Las sucias artimañas de un pecador

De esta forma pasó y pasó el tiempo, y cierto día, Santiago se acordó de aquel viejo pecador arrepentido, y poniéndose su más vistoso manto, bajó a la tierra para averiguar cómo le iban las cosas.

¿Y qué halló?

Cuando llegó a casa del pecador, encontró a Santy en plena fiesta con sus amigos: nada faltaba en la mesa y aquellos energúmenos comían y bebían a pleno rendimiento. Asombrado, Santiago llamó aparte al truhán y le preguntó qué significaba aquello.

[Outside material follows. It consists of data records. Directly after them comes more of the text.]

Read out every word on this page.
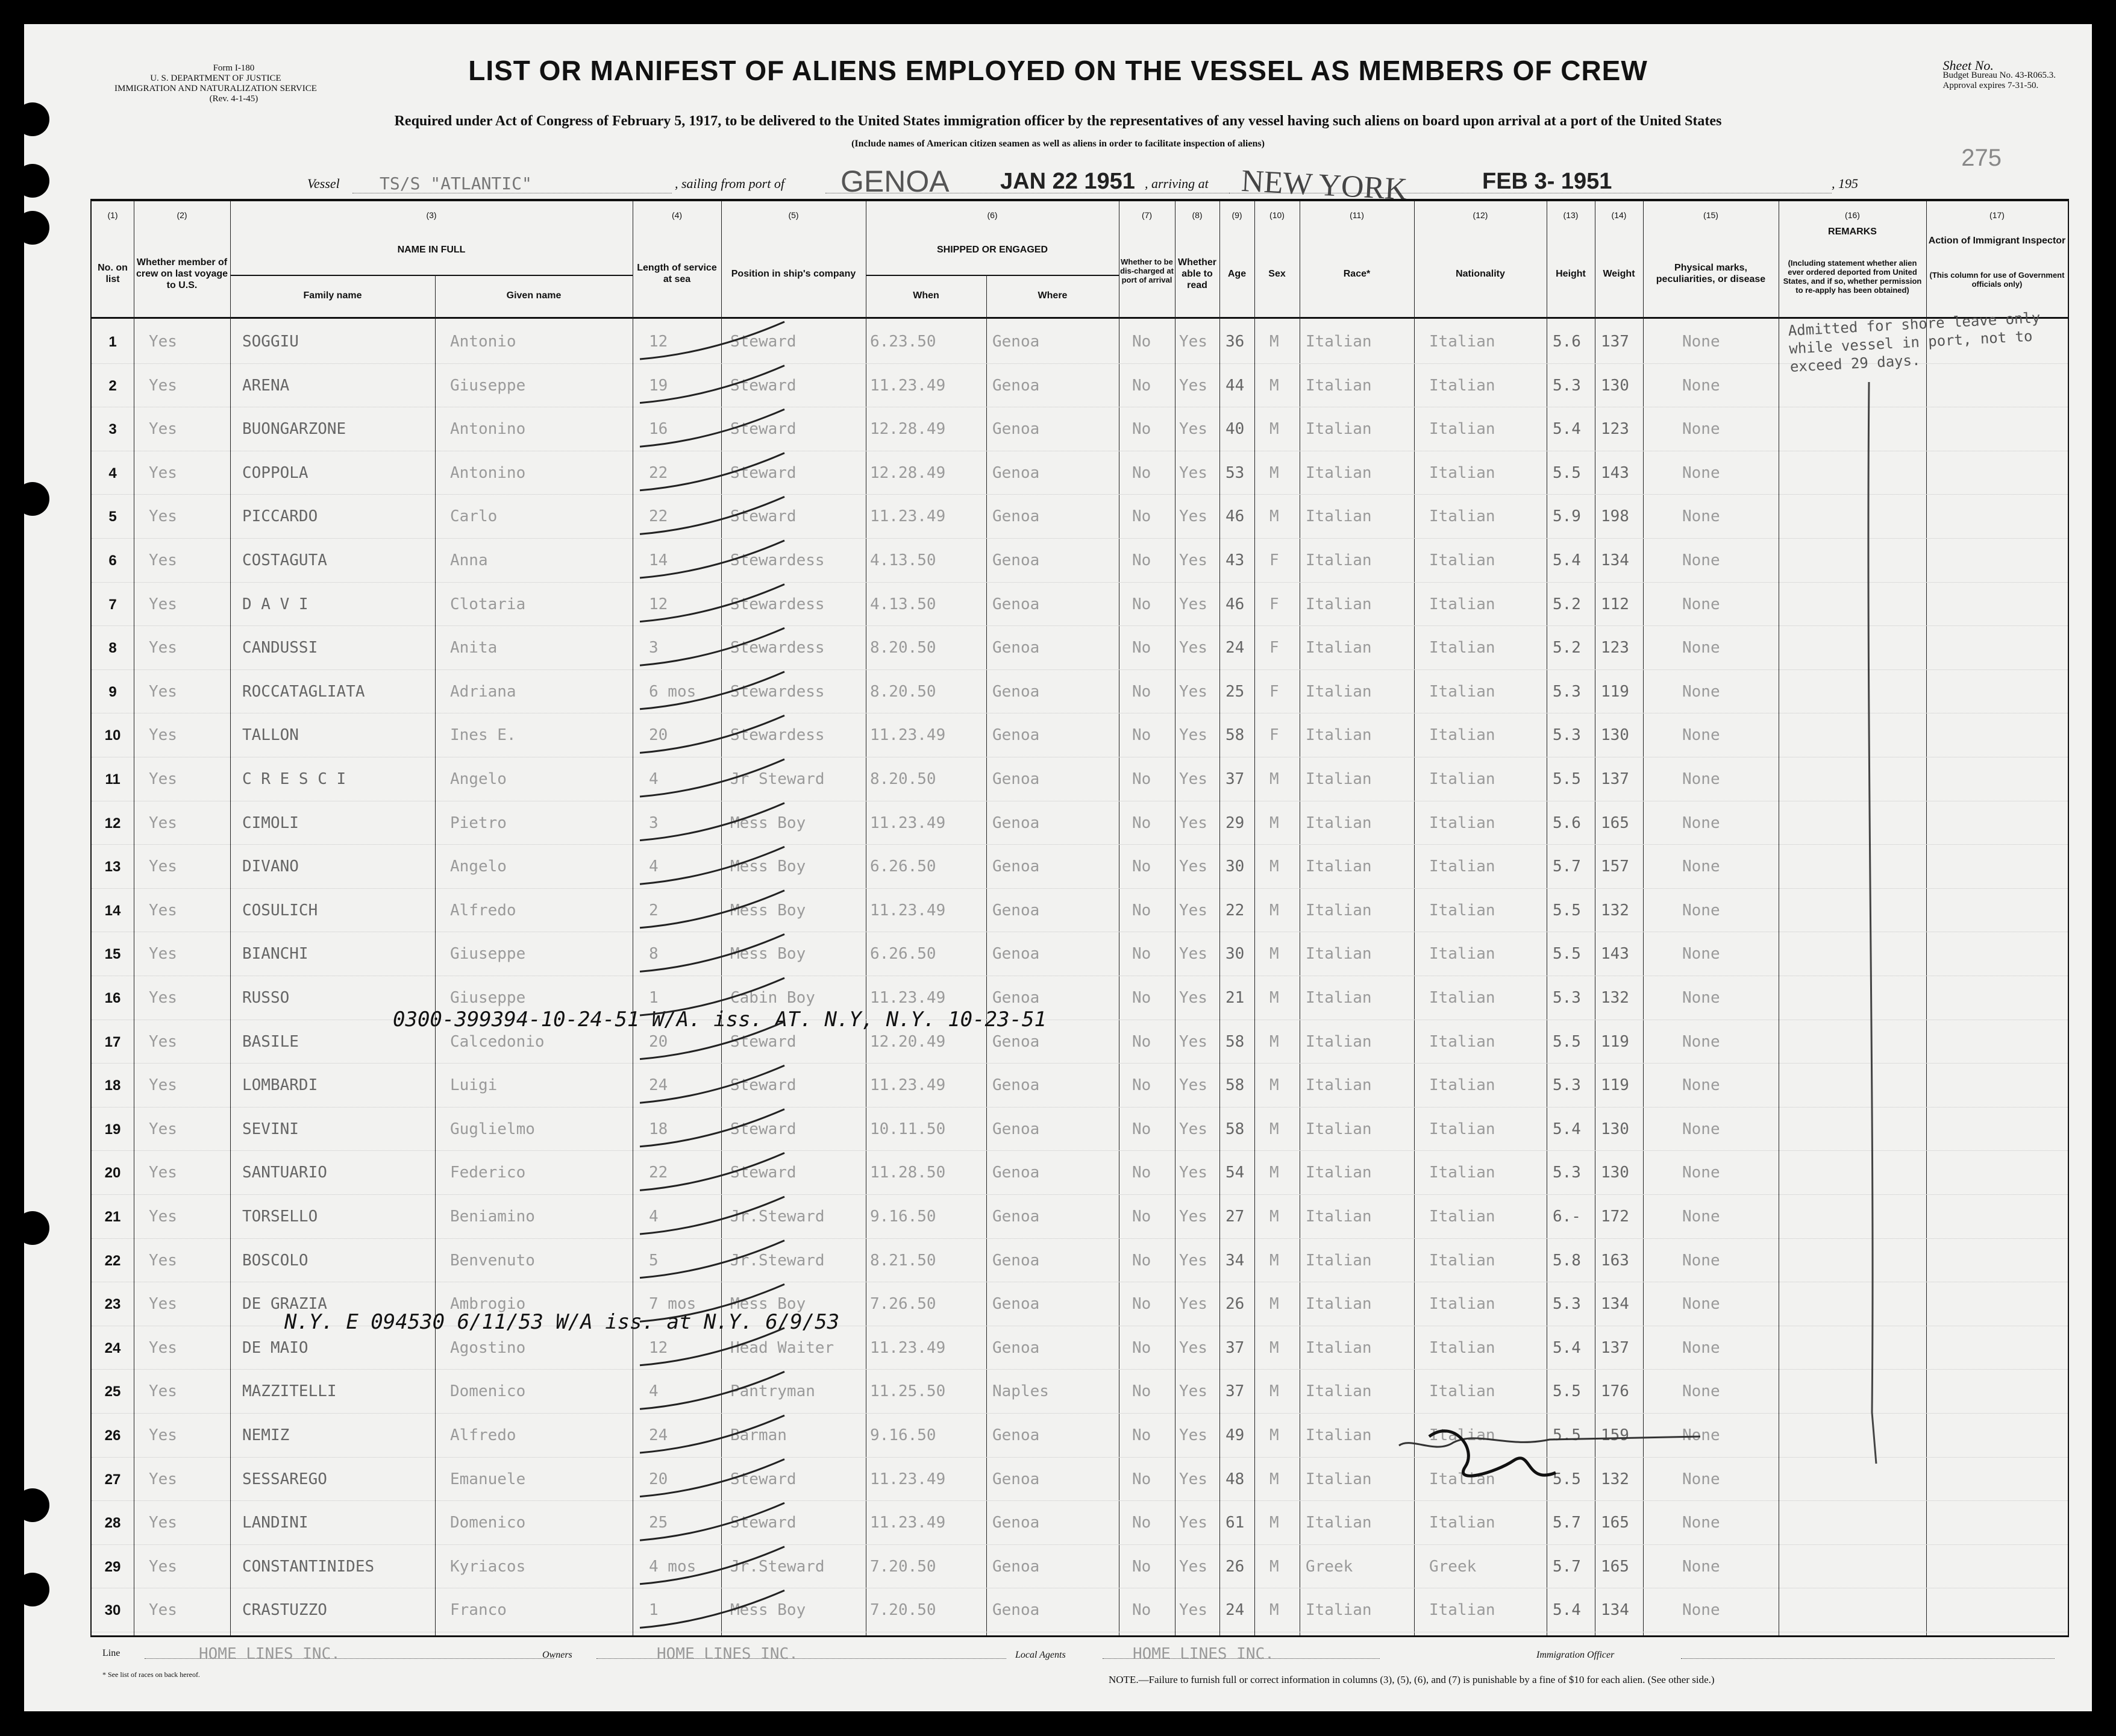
Form I-180
U. S. DEPARTMENT OF JUSTICE
IMMIGRATION AND NATURALIZATION SERVICE
(Rev. 4-1-45)
LIST OR MANIFEST OF ALIENS EMPLOYED ON THE VESSEL AS MEMBERS OF CREW	Sheet No.
Budget Bureau No. 43-R065.3.
Approval expires 7-31-50.
Required under Act of Congress of February 5, 1917, to be delivered to the United States immigration officer by the representatives of any vessel having such aliens on board upon arrival at a port of the United States
(Include names of American citizen seamen as well as aliens in order to facilitate inspection of aliens)
275
Vessel TS/S "ATLANTIC"	, sailing from port of GENOA JAN 22 1951 , arriving at NEW YORK	FEB 3- 1951	, 195
(1)	(2)	(3)	(4)	(5)	(6)	(7)	(8)	(9)	(10)	(11)	(12)	(13)	(14)	(15)	(16)	(17)
No. on list
Whether member of crew on last voyage to U.S.
NAME IN FULL
Family name	Given name
Length of service at sea
Position in ship's company
SHIPPED OR ENGAGED
When	Where
Whether to be dis-charged at port of arrival
Whether able to read
Age	Sex	Race*	Nationality	Height	Weight
Physical marks, peculiarities, or disease
REMARKS
(Including statement whether alien ever ordered deported from United States, and if so, whether permission to re-apply has been obtained)
Action of Immigrant Inspector
(This column for use of Government officials only)
1	Yes	SOGGIU	Antonio	12	Steward	6.23.50	Genoa	No Yes 36 M Italian	Italian	5.6 137	None
2	Yes	ARENA	Giuseppe	19	Steward	11.23.49	Genoa	No Yes 44 M Italian	Italian	5.3 130	None
3	Yes	BUONGARZONE	Antonino	16	Steward	12.28.49	Genoa	No Yes 40 M Italian	Italian	5.4 123	None
4	Yes	COPPOLA	Antonino	22	Steward	12.28.49	Genoa	No Yes 53 M Italian	Italian	5.5 143	None
5	Yes	PICCARDO	Carlo	22	Steward	11.23.49	Genoa	No Yes 46 M Italian	Italian	5.9 198	None
6	Yes	COSTAGUTA	Anna	14	Stewardess	4.13.50	Genoa	No Yes 43 F Italian	Italian	5.4 134	None
7	Yes	D A V I	Clotaria	12	Stewardess	4.13.50	Genoa	No Yes 46 F Italian	Italian	5.2 112	None
8	Yes	CANDUSSI	Anita	3	Stewardess	8.20.50	Genoa	No Yes 24 F Italian	Italian	5.2 123	None
9	Yes	ROCCATAGLIATA	Adriana	6 mos Stewardess	8.20.50	Genoa	No Yes 25 F Italian	Italian	5.3 119	None
10	Yes	TALLON	Ines E.	20	Stewardess	11.23.49	Genoa	No Yes 58 F Italian	Italian	5.3 130	None
11	Yes	C R E S C I	Angelo	4	Jr Steward	8.20.50	Genoa	No Yes 37 M Italian	Italian	5.5 137	None
12	Yes	CIMOLI	Pietro	3	Mess Boy	11.23.49	Genoa	No Yes 29 M Italian	Italian	5.6 165	None
13	Yes	DIVANO	Angelo	4	Mess Boy	6.26.50	Genoa	No Yes 30 M Italian	Italian	5.7 157	None
14	Yes	COSULICH	Alfredo	2	Mess Boy	11.23.49	Genoa	No Yes 22 M Italian	Italian	5.5 132	None
15	Yes	BIANCHI	Giuseppe	8	Mess Boy	6.26.50	Genoa	No Yes 30 M Italian	Italian	5.5 143	None
16	Yes	RUSSO	Giuseppe	1	Cabin Boy	11.23.49	Genoa	No Yes 21 M Italian	Italian	5.3 132	None
17	Yes	BASILE	Calcedonio	20	Steward	12.20.49	Genoa	No Yes 58 M Italian	Italian	5.5 119	None
18	Yes	LOMBARDI	Luigi	24	Steward	11.23.49	Genoa	No Yes 58 M Italian	Italian	5.3 119	None
19	Yes	SEVINI	Guglielmo	18	Steward	10.11.50	Genoa	No Yes 58 M Italian	Italian	5.4 130	None
20	Yes	SANTUARIO	Federico	22	Steward	11.28.50	Genoa	No Yes 54 M Italian	Italian	5.3 130	None
21	Yes	TORSELLO	Beniamino	4	Jr.Steward	9.16.50	Genoa	No Yes 27 M Italian	Italian	6.- 172	None
22	Yes	BOSCOLO	Benvenuto	5	Jr.Steward	8.21.50	Genoa	No Yes 34 M Italian	Italian	5.8 163	None
23	Yes	DE GRAZIA	Ambrogio	7 mos Mess Boy	7.26.50	Genoa	No Yes 26 M Italian	Italian	5.3 134	None
24	Yes	DE MAIO	Agostino	12	Head Waiter 11.23.49	Genoa	No Yes 37 M Italian	Italian	5.4 137	None
25	Yes	MAZZITELLI	Domenico	4	Pantryman	11.25.50	Naples	No Yes 37 M Italian	Italian	5.5 176	None
26	Yes	NEMIZ	Alfredo	24	Barman	9.16.50	Genoa	No Yes 49 M Italian	Italian	5.5 159	None
27	Yes	SESSAREGO	Emanuele	20	Steward	11.23.49	Genoa	No Yes 48 M Italian	Italian	5.5 132	None
28	Yes	LANDINI	Domenico	25	Steward	11.23.49	Genoa	No Yes 61 M Italian	Italian	5.7 165	None
29	Yes	CONSTANTINIDES	Kyriacos	4 mos Jr.Steward	7.20.50	Genoa	No Yes 26 M Greek	Greek	5.7 165	None
30	Yes	CRASTUZZO	Franco	1	Mess Boy	7.20.50	Genoa	No Yes 24 M Italian	Italian	5.4 134	None
Admitted for shore leave only while vessel in port, not to exceed 29 days.
0300-399394-10-24-51 W/A. iss. AT. N.Y, N.Y. 10-23-51
N.Y. E 094530 6/11/53 W/A iss. at N.Y. 6/9/53
Line	HOME LINES INC.	Owners	HOME LINES INC.	Local Agents	HOME LINES INC.	Immigration Officer
* See list of races on back hereof.	NOTE.—Failure to furnish full or correct information in columns (3), (5), (6), and (7) is punishable by a fine of $10 for each alien. (See other side.)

—Verás... —dijo Santy— Yo he cumplido el trato que hicimos: jamás he vuelto a juerguear al día de Santiago ni los cuatro siguientes. De esta forma me quedan trescientos sesenta días libres para hacer lo que me venga en gana. ¿No es así?

Santiago montó en cólera ante tanto cinismo y le advirtió que, sin duda, la cruel enfermedad acabaría con él, pues si bien había respetado el convenio, había también pecado mucho más que antes.

Santy, con la mirada baja y las manos apretadas a la espalda, murmuró al cabo:

—Es lo que me temía. Menos mal que tomé mis medidas...

Santiago, picado de curiosidad, quiso saber qué clase de medidas podía haber tomado aquel sinvergüenza ante la muerte. Y se lo preguntó, pues el corazón del santo era de natural compasivo.

—Bien, verás —gruñó Santy—. Como me esperaba que tú no respetarías el trato, me di de baja en el Seguro de Enfermedad, y buen dinero que me he ahorrado.

Poco faltó para que el santo le fulminara allí mismo pero, al final, intervino el buen Dios, que es dios de buen humor, y decidió dejar en paz a aquel sinvergüenza.

—Déjale que celebre tu fiesta como antes —dijo al abatido Santiago—. Hace ya mucho tiempo que sabemos de qué pie cojea el hombre. Luego le pasaremos la factura en el purgatorio, que para eso está.

Y, naturalmente, Santy volvió a ser un buen hombre durante trescientos sesenta días al año, que era, a fin de cuentas, su costumbre.


Publicado el 23 de marzo de 2019 por Edu Robsy.